Terren leaned back, the screen showing him checking his audio levels as the next caller lined up in his queue. “That is the only option you have in light of your situation, Kwaku. You go, you study, you pray, and you ask God to open a door to the true altar. And until He does, you keep your hands off the imitation. God understands your situation better than you do. Trust Him with the distance.”

The line went quiet for a moment before Terren’s producer clipped the connection to move to a caller from Chicago, leaving Kwaku sitting in the sudden silence of his apartment.

The fan continued its steady, metallic scrape overhead. Kwaku took off his headset and set it on the desk next to his laptop. Outside, the bass from the charismatic church down the road seemed to shake the louvers of his window, a vibrant, modern sound that felt incredibly present, yet suddenly hollow.

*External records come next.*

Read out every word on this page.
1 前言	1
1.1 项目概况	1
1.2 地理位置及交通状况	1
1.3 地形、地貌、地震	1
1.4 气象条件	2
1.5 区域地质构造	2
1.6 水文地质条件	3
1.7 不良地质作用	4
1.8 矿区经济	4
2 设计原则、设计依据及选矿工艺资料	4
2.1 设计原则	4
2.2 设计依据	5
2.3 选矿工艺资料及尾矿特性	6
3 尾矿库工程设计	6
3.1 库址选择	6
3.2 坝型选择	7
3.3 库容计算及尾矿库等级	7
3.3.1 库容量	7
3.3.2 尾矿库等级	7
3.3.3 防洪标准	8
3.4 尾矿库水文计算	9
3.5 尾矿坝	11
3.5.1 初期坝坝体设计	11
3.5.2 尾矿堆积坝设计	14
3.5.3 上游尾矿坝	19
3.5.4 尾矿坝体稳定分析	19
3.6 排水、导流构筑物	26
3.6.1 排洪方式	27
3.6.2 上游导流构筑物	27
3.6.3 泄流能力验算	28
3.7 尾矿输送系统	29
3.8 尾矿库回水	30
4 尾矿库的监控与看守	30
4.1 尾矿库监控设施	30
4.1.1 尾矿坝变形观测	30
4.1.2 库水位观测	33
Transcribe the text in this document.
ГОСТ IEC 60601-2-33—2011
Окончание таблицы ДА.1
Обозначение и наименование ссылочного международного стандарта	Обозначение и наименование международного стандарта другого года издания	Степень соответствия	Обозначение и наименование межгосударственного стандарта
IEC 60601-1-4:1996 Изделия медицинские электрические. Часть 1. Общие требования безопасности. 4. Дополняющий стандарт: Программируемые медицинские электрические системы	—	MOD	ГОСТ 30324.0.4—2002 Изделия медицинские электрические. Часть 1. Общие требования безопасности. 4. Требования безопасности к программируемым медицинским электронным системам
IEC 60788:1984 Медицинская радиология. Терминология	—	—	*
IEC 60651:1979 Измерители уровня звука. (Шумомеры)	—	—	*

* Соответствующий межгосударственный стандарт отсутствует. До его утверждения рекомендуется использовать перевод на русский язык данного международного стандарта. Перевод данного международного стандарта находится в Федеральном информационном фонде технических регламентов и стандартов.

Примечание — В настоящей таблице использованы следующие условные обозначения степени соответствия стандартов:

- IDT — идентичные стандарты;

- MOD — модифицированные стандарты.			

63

He looked down at his hands, then at the small wooden cross. On the table sat a plastic bottle of water and a piece of bread he had bought for dinner. He thought about the millions of people in his city, the ninety percent who would wake up on Sunday morning to sing and pray in warehouses and glass-walled cathedrals, completely unaware of the fifth-century lines drawn across the earth.

He knew he would still go to his local fellowship the coming Sunday; his mother would be waiting for him by the steps, and his friends would occupy their usual bench. But he also knew that when the trays were passed down the row—when the neat little cups of juice reached his section—he would simply pass the wooden tray along to the person next to him without taking one. He would sit there in the crowded, loud room, a Protestant by geography but an exile by history, waiting for the road to the distant altar to finally clear.